Bir ağaç ne ise kâinatın tümü de odur. Hatta, bu konuda ağaç kendine hizmet eden büyük cirimlerden bir derece daha ileridir. Zira onların hayatı yoktur, ağacın ise yarı canlılık derecesinde de olsa bir hayatı vardır. Hayatı olmayan Güneş'in, Ay'ın, havanın bir şey yapmayı irade edemeyecekleri açıktır.
Dersin devamında geçen şu ifadeyi de kısaca açıklayalım:
“Esbab-ı zahiriye ve vesait-i suriyenin, rububiyet-i İlahiyeden hiçbir cihette hisseleri olamaz.

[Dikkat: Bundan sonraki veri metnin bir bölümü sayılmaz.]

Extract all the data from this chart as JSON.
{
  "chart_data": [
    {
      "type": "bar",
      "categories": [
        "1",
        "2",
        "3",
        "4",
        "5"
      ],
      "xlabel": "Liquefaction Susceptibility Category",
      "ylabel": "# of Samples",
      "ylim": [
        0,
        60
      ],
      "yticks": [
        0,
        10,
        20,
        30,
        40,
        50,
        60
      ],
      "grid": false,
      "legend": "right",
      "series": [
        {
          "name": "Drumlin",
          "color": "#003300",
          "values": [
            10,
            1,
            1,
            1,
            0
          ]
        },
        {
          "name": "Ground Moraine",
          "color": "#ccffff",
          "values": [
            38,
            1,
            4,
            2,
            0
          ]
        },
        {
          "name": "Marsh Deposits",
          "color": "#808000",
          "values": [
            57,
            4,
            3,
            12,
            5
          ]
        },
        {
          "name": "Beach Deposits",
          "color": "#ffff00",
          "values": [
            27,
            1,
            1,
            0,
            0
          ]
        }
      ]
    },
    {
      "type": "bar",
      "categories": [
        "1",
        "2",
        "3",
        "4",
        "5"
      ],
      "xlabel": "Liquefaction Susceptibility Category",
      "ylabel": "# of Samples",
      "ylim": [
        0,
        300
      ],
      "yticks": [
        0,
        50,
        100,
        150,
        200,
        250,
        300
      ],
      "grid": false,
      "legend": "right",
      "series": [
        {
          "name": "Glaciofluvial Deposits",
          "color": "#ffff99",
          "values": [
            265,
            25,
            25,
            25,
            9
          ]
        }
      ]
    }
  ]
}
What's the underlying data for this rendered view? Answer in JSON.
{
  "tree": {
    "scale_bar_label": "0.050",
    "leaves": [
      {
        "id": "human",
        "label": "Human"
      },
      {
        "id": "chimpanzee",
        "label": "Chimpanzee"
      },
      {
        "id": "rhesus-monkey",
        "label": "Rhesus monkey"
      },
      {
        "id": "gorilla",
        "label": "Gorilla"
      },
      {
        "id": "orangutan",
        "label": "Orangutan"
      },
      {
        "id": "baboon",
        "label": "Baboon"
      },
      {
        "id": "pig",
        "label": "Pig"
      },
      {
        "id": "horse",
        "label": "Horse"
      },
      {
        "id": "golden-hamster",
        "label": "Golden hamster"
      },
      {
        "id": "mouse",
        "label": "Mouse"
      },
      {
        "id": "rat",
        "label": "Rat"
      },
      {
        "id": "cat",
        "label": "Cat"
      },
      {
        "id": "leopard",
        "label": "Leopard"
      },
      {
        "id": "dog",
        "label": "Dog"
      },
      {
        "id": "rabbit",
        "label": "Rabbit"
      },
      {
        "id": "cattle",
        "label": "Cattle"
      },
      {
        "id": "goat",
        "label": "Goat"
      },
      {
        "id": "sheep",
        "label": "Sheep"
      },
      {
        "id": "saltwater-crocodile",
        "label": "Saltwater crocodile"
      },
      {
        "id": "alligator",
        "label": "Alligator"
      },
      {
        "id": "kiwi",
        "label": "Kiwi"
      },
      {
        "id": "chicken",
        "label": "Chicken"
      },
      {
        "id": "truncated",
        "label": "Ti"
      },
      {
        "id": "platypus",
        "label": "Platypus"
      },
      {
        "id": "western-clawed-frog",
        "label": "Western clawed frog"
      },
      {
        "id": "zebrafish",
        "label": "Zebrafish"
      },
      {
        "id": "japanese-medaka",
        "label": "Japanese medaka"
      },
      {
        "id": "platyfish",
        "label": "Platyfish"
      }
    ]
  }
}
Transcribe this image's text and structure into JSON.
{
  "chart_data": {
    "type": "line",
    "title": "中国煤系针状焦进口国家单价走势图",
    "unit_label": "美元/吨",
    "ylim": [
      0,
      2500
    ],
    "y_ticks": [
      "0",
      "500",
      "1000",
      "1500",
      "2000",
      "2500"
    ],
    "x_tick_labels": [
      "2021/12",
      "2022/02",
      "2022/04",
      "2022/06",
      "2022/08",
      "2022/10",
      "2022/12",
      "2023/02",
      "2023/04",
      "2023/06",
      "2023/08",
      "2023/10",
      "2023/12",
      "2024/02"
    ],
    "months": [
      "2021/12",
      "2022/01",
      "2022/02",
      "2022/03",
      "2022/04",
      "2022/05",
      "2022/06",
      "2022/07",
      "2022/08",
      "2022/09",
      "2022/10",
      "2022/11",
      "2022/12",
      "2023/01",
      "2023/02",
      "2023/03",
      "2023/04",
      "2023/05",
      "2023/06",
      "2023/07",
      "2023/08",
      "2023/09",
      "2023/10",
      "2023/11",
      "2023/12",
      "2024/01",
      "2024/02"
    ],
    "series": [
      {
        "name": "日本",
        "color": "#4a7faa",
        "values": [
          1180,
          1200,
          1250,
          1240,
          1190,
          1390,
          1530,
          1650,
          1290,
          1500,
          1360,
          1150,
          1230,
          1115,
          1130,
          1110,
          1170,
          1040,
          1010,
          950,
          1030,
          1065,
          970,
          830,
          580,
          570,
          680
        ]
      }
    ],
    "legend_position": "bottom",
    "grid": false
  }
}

Hizmet-i ubudiyetten başka nasibleri yoktur."
Rububiyet, bir şeyi kademeli olarak bir terbiyeden geçirerek son haline getirmek demektir. Ubudiyet ise kulluk demek olup, sebepler âleminin kendilerine yüklenen görevleri yapmaları da onların ubudiyetleridir.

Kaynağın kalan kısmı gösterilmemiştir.